Virgin of Czestohova. 4.25\”x3.50\” Made In Russia. Also available in Medium and Small . While the Virgin of Czestohova is generally viewed as a “Polish” icon, it is very popular among Orthodox Christians throuhgtout Russia. A few years ago, a copy of the icon in an Orthodox church located on the Russian-Polish boarder started bleeding where the original icon was cut centuries ago. The icon, also known as the is also very popular among the Haitian people. The fest day of icon is March 6th.
CZESTOCHOWA – this is an enhanced translation of the historical text included with the back of the icon
It is doubtful whether any other representation of Our Blessed Mother with Her Divine Child, possesses a more ancient and glorious history than the painting of Our Lady of Czestochowa.
Tradition tells us that St. Luke painted it on the top of a cypress wood table which came from the home of the Holy Family. At the request of the faithful, Mary sat for the portrait. She was pleased with the finished portrait, saying “My grace shall accompany it.” So began the miraculous history of the painting.
Venerated for nearly 300 years while hidden in Jerusalem, the painting was discovered by St. Helen while searching for the True Cross. She brought it back to Constantinople and presented it to her son, Constantine the Great, the first Christian Emperor of Rome. Constantine built a chapel for the portrait and where it remained in for five centuries.
Miracle upon miracle was attributed to the intercession of Mary by persons praying before the portrait. Over the years, many enemies laid siege to Constantinople. The chapel became a center of hope for the people of the city. During one attack the city seemed ready to fall, but the people rallied to the painting and the city was saved. Another time the city was under attack and the chapel caught fire. Everything was destroyed except a small section of wall upon which hung the painting of Mary and Jesus. The intense heat and soot from the fire had darkened the already dark olive features of Mary and Jesus.

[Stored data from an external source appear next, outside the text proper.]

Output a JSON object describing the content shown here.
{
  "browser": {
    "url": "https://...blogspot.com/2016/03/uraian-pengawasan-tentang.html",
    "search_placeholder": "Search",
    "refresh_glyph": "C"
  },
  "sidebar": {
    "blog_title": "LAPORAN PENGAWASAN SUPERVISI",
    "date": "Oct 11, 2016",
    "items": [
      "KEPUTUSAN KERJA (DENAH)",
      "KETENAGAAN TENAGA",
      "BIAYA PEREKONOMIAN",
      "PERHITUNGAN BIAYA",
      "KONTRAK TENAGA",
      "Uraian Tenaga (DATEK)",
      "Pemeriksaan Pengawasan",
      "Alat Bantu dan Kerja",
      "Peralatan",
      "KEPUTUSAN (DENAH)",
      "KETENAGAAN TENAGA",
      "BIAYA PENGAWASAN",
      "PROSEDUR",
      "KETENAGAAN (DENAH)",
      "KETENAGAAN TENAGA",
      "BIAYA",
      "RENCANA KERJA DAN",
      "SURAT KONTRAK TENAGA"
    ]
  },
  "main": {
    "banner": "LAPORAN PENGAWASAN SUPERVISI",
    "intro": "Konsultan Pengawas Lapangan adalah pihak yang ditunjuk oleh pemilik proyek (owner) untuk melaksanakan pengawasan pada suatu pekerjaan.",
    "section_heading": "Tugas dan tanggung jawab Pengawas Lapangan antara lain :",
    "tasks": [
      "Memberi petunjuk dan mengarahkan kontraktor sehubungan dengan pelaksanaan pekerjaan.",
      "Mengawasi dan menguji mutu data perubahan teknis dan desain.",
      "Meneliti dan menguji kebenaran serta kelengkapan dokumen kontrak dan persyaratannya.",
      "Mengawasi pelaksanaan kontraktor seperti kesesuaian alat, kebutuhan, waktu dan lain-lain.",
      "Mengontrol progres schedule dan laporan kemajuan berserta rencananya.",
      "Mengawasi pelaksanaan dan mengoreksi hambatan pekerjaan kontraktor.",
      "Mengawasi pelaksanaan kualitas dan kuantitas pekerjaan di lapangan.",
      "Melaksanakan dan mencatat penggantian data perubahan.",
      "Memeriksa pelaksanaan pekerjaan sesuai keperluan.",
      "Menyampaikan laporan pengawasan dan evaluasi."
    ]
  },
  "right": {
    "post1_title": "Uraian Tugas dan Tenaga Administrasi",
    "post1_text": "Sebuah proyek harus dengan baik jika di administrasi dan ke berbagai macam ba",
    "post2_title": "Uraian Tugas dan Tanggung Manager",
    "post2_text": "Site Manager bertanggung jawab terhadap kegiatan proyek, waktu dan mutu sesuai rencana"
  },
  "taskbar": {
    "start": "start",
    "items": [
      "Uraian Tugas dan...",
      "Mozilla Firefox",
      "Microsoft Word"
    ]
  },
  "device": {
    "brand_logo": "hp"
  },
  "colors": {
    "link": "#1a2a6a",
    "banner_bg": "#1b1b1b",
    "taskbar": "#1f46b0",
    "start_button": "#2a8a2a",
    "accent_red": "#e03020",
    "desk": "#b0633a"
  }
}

Eventually it was given as a gift by the Byzantine Emperor to a Ruthenian nobleman. The portrait was brought to Kiev and installed in the Royal Palace of Belz. It remained there for 579 years.
In 1382 the painting received an injury from invading Tartar’s. An arrow pierced it, leaving a scar which is still visible on the neck. Concerned with the safety of the painting, Prince Ladislaus Opolski decided to move it to one of his castles in Upper Silesia.
On the brow of a hill called Jasna Gora (“bright hill”) — and within a few paces of the town of Czestochowa — the horses drawing the wagon with the painting stopped. No amount of coaxing or goading could make them go on. Mary appeared to Ladislaus and told him that this spot was to be Her new home. The Miraculous Image was placed in a chapel and given to the care of the Basilian monks of the Greek Rite. A few years later, Prince Ladislaus gave its care to the Latin Rite Hermits of St. Paul, who are still there to this day.
The remarkable history of the painting continued. It figured prominently in the heroic and successful defense of Poland against invaders who were enemies of the Church. Over time, the monastery at Jasna Gora became a monastic fortress — and the focal point for Polish nationalism.
In 1655, the monastery held out against a mighty Swedish army. In 1683, it was the Turks who attacked. And, in 1920, the Bolsheviks. As a result of these and other historical events, Our Lady of Czestochowa was crowned as Queen of Poland. Her Feast is observed on May 3 which is also the anniversary of the Polish Constitution.